Contentieux / Arbitrage

Le projet d’une future ordonnance européenne de saisie conservatoire

La Commission Européenne a publié au cours du mois de juillet 2011 une proposition de règlement du Parlement européen et du Conseil portant création d’une « ordonnance européenne de saisie conservatoire des comptes bancaires, destinée à faciliter le recouvrement transfrontière de créances en matière civile et commerciale ».

 Cette proposition vise à :

  • permettre aux créanciers de bénéficier de conditions identiques pour pratiquer des saisies conservatoires, quelque soit leur pays d’origine,
  • permettre aux créanciers d’obtenir des informations sur la localisation des avoirs bancaires de leur débiteur,
  • réduire les coûts et les délais.

Il serait ainsi institué une procédure autonome de saisie conservatoire sur compte bancaire, en principe non contradictoire, qui aurait vocation à s’appliquer pour des « créances pécuniaires en matière civile et commerciale ayant des incidences transfrontières » et qui permettrait à un créancier de bloquer les fonds détenus par son débiteur sur tout compte bancaire situé dans l’Union Européenne.

La créance objet d’une telle saisie devra toutefois réunir deux conditions :

  • une créance qui semble bien fondée (la condition étant remplie si le créancier dispose déjà d’un titre exécutoire dans l’Etat membre d’origine et qui peut faire l’objet d’une reconnaissance dans l’Etat membre d’exécution) ;
  • la preuve que, sans l’ordonnance européenne de saisie conservatoire (l’ « OESC »), l’exécution ultérieure d’un titre exécutoire existant ou à venir a des chances d’être empêchée ou rendue sensiblement plus difficile.

L’OESC sera délivrée dans des délais très courts :

  • sept jours civils si le créancier n’a pas déjà obtenu un titre exécutoire dans l’Etat membre d’exécution ;
  • trois jours civils si le créancier a déjà obtenu un titre exécutoire dans l’Etat membre d’exécution.

La proposition présente un mécanisme particulièrement innovant : si le créancier ne dispose pas de toutes les informations sur les comptes bancaires de son débiteur, il pourra l’indiquer dans sa demande, et l’Etat membre d’exécution devra prévoir un mécanisme d’obtention des informations bancaires.

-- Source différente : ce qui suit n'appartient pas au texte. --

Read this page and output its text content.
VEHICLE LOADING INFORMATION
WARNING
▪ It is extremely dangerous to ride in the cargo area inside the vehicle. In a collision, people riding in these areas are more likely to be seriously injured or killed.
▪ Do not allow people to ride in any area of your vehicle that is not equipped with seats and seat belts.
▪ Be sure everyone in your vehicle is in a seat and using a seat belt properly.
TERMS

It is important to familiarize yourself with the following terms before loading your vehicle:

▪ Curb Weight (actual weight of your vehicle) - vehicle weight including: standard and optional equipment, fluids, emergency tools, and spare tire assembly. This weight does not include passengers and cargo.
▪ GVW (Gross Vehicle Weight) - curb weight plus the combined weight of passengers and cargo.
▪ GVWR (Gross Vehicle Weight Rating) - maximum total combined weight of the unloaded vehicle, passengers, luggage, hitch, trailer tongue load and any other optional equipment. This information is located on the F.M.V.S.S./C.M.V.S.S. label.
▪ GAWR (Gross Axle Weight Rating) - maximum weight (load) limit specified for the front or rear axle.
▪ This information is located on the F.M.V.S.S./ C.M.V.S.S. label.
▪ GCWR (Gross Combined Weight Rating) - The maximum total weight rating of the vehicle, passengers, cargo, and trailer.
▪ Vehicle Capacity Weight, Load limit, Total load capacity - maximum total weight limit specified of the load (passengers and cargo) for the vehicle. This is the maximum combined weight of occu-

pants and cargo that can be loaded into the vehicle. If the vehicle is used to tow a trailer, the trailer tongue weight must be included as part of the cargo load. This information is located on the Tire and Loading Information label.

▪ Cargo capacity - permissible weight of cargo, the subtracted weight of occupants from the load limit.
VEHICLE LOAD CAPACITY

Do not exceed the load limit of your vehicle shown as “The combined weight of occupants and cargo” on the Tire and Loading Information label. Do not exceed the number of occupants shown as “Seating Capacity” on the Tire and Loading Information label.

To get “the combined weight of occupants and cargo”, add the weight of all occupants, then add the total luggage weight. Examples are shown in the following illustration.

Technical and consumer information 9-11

L’OESC sera transmise directement par l’autorité responsable de la notification ou de la signification dans l’Etat membre d’origine à l’autorité compétente dans l’Etat membre d’exécution. L’exécution de l’ordonnance s’effectuera par la signification ou la notification à la banque qui met en œuvre l’OESC, puis la signification ou la notification au débiteur de l’OESC « à bref délai ». La banque devra bloquer la créance « immédiatement ».

Le débiteur pourra former une demande de réexamen devant la juridiction qui a délivré l’OESC, dans un délai de 45 jours « à compter du jour où le défendeur a effectivement pris connaissance du contenu de l’ordonnance et a été en mesure de réagir ». Le débiteur pourra également former un recours devant le juge de l’Etat membre d’exécution pour obtenir une limitation ou suspension de l’exécution, où demander l’annulation de l’ordonnance si le demandeur n’a pas engagé de procédure au fond dans un délai de 30 jours à compter de sa délivrance.

La saisie conservatoire européenne viendrait ainsi s’ajouter aux autres procédures disponibles pour les créanciers européens (le titre exécutoire européen et l’injonction de payer européenne). Le projet devrait faire l’objet d’une première lecture devant le Parlement Européen avant la fin de cette année.